While she may just be kidding today, Lawrence is unapologetic about her desire to build a home life as happy and settled as the one she enjoyed as a child.
“Growing up, my bedroom was right above my parents’ bedroom and I used to hear them laughing before they went to sleep. If you were around my parents, you want to be married; you want to have what they have.”
There’s no denying the success of The Hunger Games, combined with the kudos of taking home that golden statue, has forced Lawrence to adjust to a heightened level of scrutiny and press.

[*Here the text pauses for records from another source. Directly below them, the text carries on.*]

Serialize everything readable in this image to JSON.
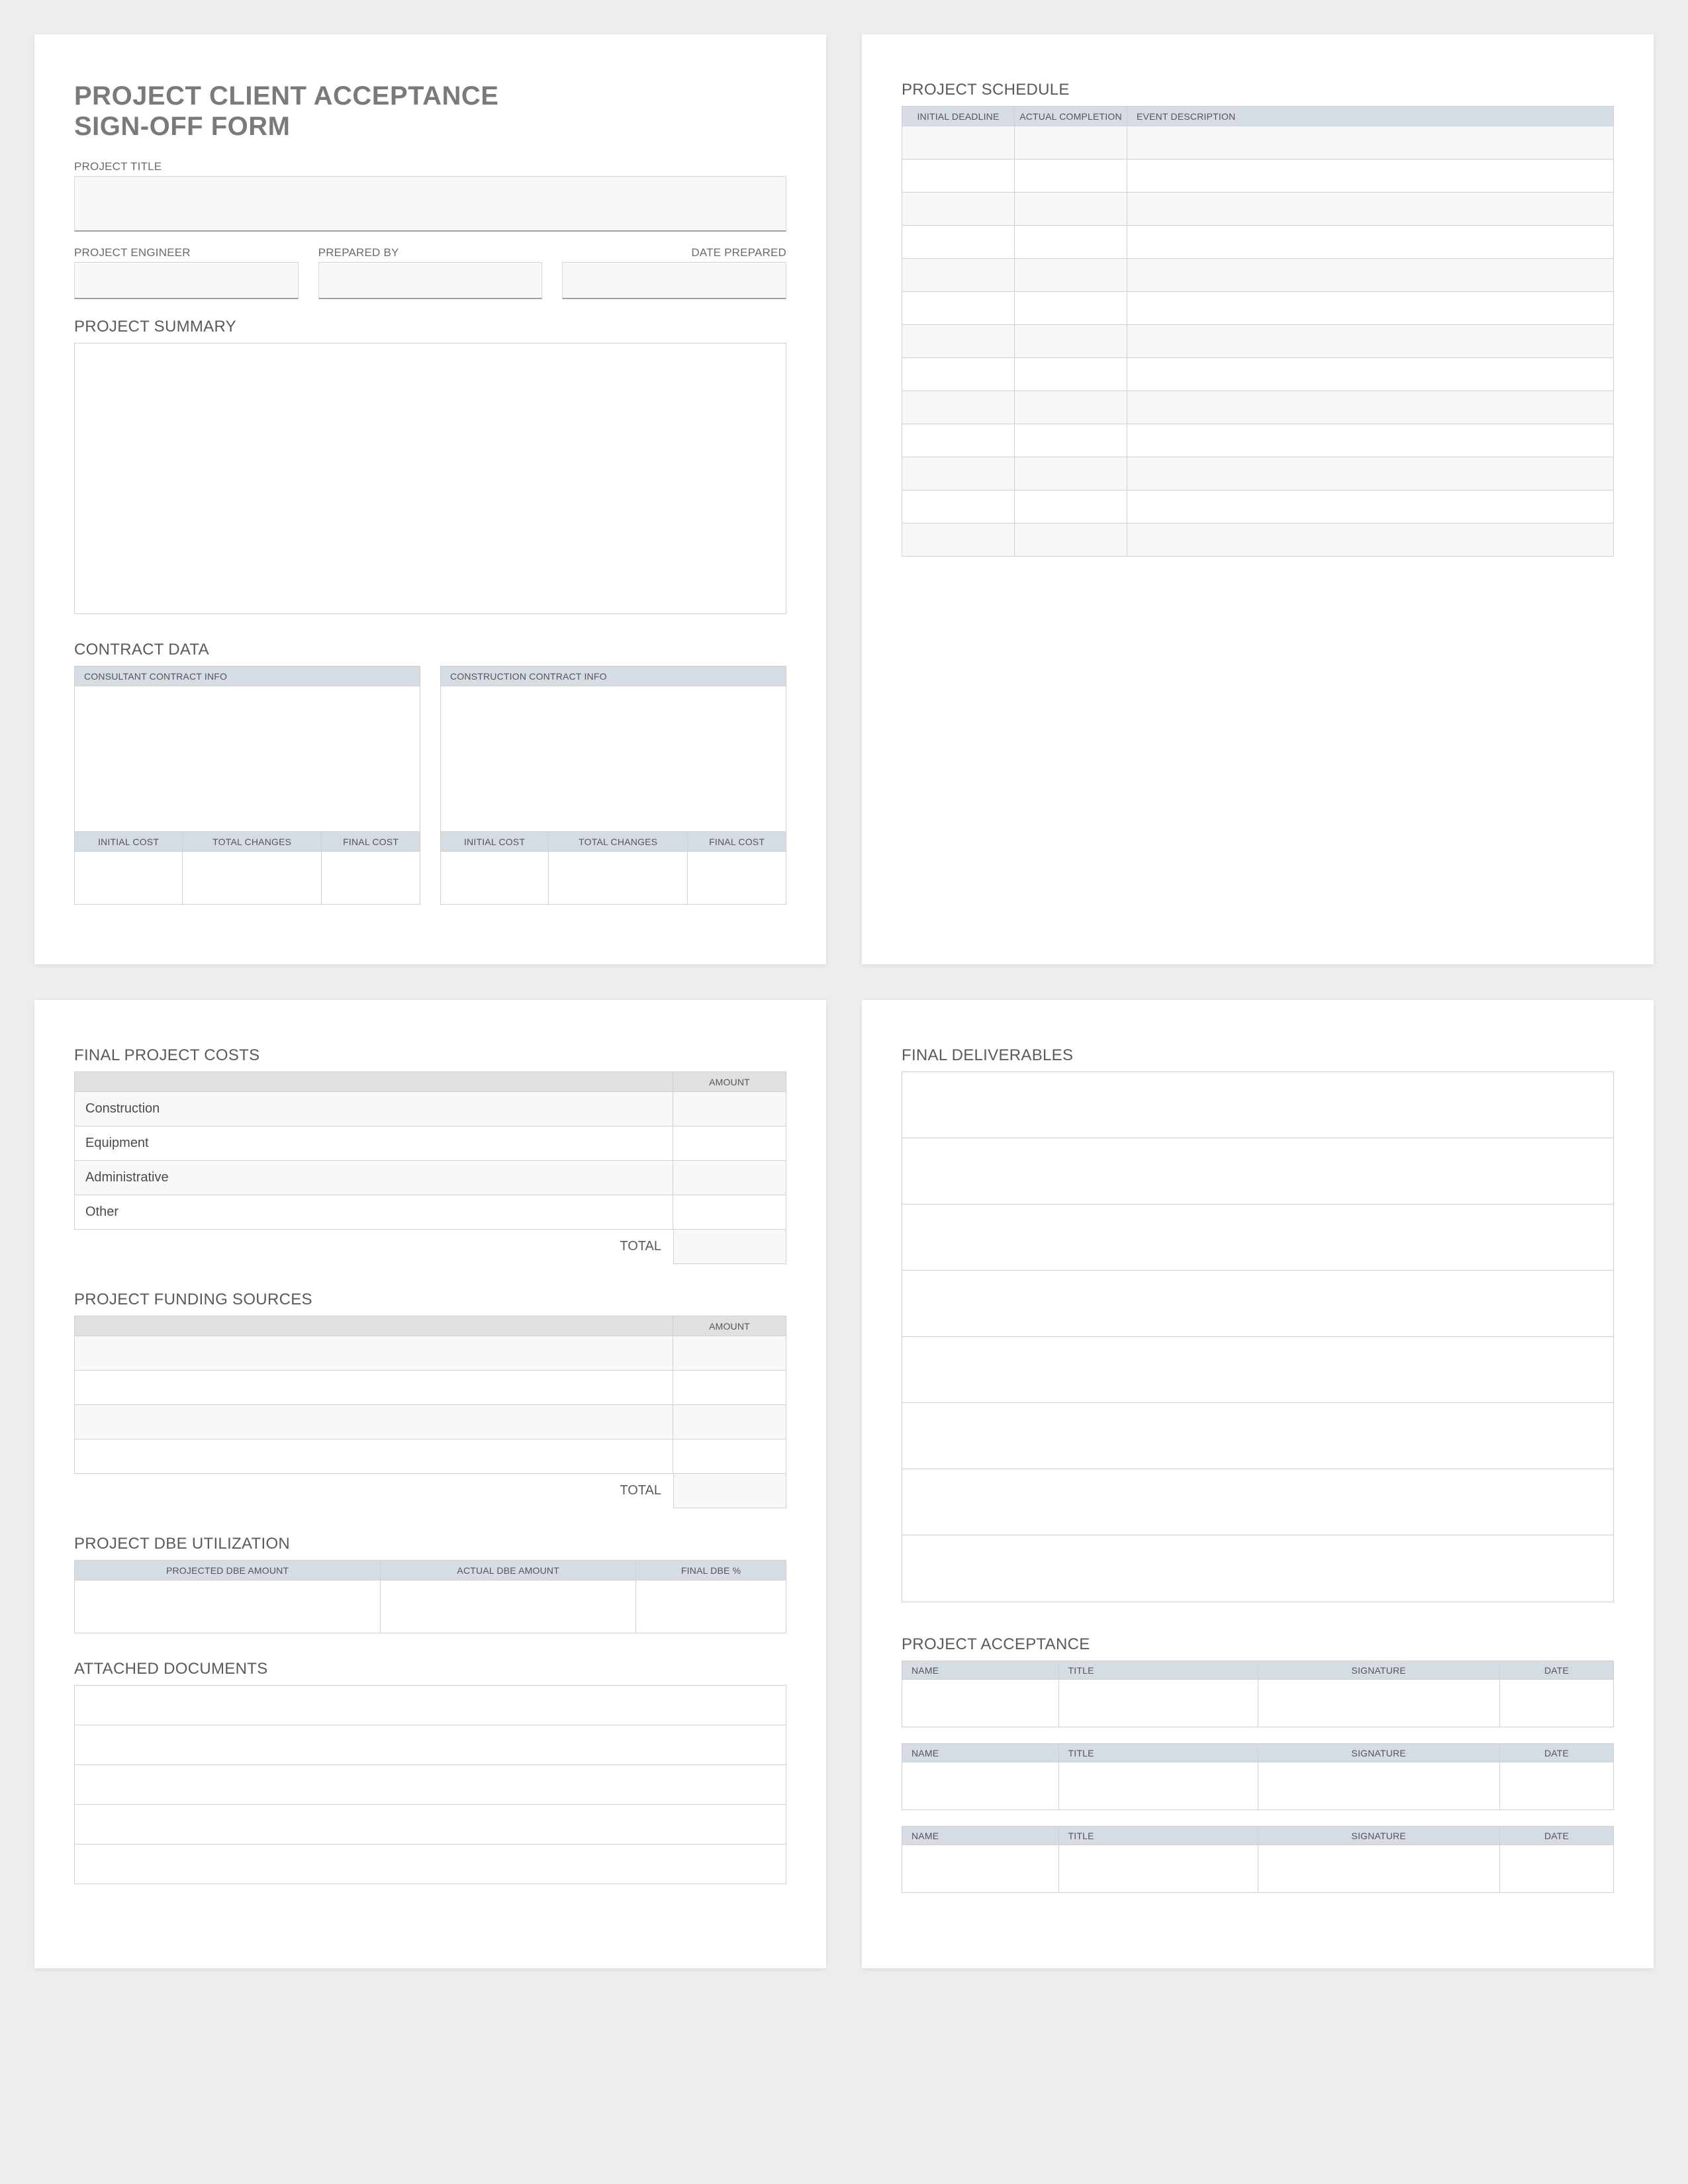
{
  "title_line1": "PROJECT CLIENT ACCEPTANCE",
  "title_line2": "SIGN-OFF FORM",
  "labels": {
    "project_title": "PROJECT TITLE",
    "project_engineer": "PROJECT ENGINEER",
    "prepared_by": "PREPARED BY",
    "date_prepared": "DATE PREPARED",
    "project_summary": "PROJECT SUMMARY",
    "contract_data": "CONTRACT DATA",
    "consultant_contract_info": "CONSULTANT CONTRACT INFO",
    "construction_contract_info": "CONSTRUCTION CONTRACT INFO",
    "initial_cost": "INITIAL COST",
    "total_changes": "TOTAL CHANGES",
    "final_cost": "FINAL COST",
    "project_schedule": "PROJECT SCHEDULE",
    "initial_deadline": "INITIAL DEADLINE",
    "actual_completion": "ACTUAL COMPLETION",
    "event_description": "EVENT DESCRIPTION",
    "final_project_costs": "FINAL PROJECT COSTS",
    "amount": "AMOUNT",
    "total": "TOTAL",
    "project_funding_sources": "PROJECT FUNDING SOURCES",
    "project_dbe_utilization": "PROJECT DBE UTILIZATION",
    "projected_dbe_amount": "PROJECTED DBE AMOUNT",
    "actual_dbe_amount": "ACTUAL DBE AMOUNT",
    "final_dbe_pct": "FINAL DBE %",
    "attached_documents": "ATTACHED DOCUMENTS",
    "final_deliverables": "FINAL DELIVERABLES",
    "project_acceptance": "PROJECT ACCEPTANCE",
    "name": "NAME",
    "title_col": "TITLE",
    "signature": "SIGNATURE",
    "date": "DATE"
  },
  "final_project_costs": {
    "rows": [
      "Construction",
      "Equipment",
      "Administrative",
      "Other"
    ]
  },
  "schedule_rows": 13,
  "funding_rows": 4,
  "attached_rows": 5,
  "deliverable_rows": 8,
  "acceptance_blocks": 3
}
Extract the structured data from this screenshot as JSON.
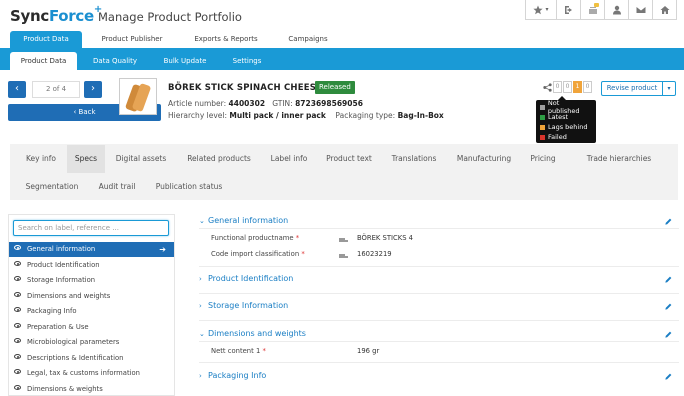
{
  "app": {
    "logo_sync": "Sync",
    "logo_force": "Force",
    "logo_plus": "+",
    "title": "Manage Product Portfolio"
  },
  "header_icons": [
    "star-dropdown-icon",
    "sign-out-icon",
    "notification-box-icon",
    "user-icon",
    "envelope-icon",
    "home-icon"
  ],
  "main_tabs": [
    "Product Data",
    "Product Publisher",
    "Exports & Reports",
    "Campaigns"
  ],
  "sub_tabs": [
    "Product Data",
    "Data Quality",
    "Bulk Update",
    "Settings"
  ],
  "pager": {
    "text": "2 of 4",
    "back_label": "Back"
  },
  "product": {
    "name": "BÖREK STICK SPINACH CHEESE",
    "status": "Released",
    "article_label": "Article number:",
    "article_number": "4400302",
    "gtin_label": "GTIN:",
    "gtin": "8723698569056",
    "hierarchy_label": "Hierarchy level:",
    "hierarchy": "Multi pack / inner pack",
    "packaging_label": "Packaging type:",
    "packaging": "Bag-In-Box"
  },
  "publish_counts": [
    "0",
    "0",
    "1",
    "0"
  ],
  "revise_label": "Revise product",
  "legend": [
    {
      "label": "Not published",
      "color": "#9e9e9e"
    },
    {
      "label": "Latest",
      "color": "#2e9e44"
    },
    {
      "label": "Lags behind",
      "color": "#f0a43a"
    },
    {
      "label": "Failed",
      "color": "#d9342b"
    }
  ],
  "section_tabs_row1": [
    "Key info",
    "Specs",
    "Digital assets",
    "Related products",
    "Label info",
    "Product text",
    "Translations",
    "Manufacturing",
    "Pricing",
    "Trade hierarchies"
  ],
  "section_tabs_row2": [
    "Segmentation",
    "Audit trail",
    "Publication status"
  ],
  "search_placeholder": "Search on label, reference ...",
  "nav_items": [
    "General information",
    "Product Identification",
    "Storage Information",
    "Dimensions and weights",
    "Packaging Info",
    "Preparation & Use",
    "Microbiological parameters",
    "Descriptions & Identification",
    "Legal, tax & customs information",
    "Dimensions & weights"
  ],
  "sections": {
    "general": {
      "title": "General information",
      "fields": [
        {
          "label": "Functional productname",
          "value": "BÖREK STICKS 4"
        },
        {
          "label": "Code import classification",
          "value": "16023219"
        }
      ]
    },
    "identification": {
      "title": "Product Identification"
    },
    "storage": {
      "title": "Storage Information"
    },
    "dimensions": {
      "title": "Dimensions and weights",
      "fields": [
        {
          "label": "Nett content 1",
          "value": "196 gr"
        }
      ]
    },
    "packaging": {
      "title": "Packaging Info"
    }
  }
}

It’s the simple, everyday things that Lawrence says are harder to enjoy these days. “I want to go out to a restaurant and just eat and be left alone. Thank you for loving my movies; I appreciate it so much, but the greatest thing you could do is let me eat and just go home,” she says. “But I have to accept that I’m not going to make it through the meal without getting bothered and be OK with that.”
I remind her that when we last met in early 2013, she insisted she was so “boring” the paps never bothered her. “I wish I was still too boring,” laughs Lawrence, who has yet to purchase a home with the spoils of her success, instead living in a rented house with her best pal and assistant, Justine.
“I’m doing what a 23 year-old should be doing, which is going home and hanging out with my friend, who, when I tell her to unload the dishes, will tell me to go screw myself. I like to keep living in reality.”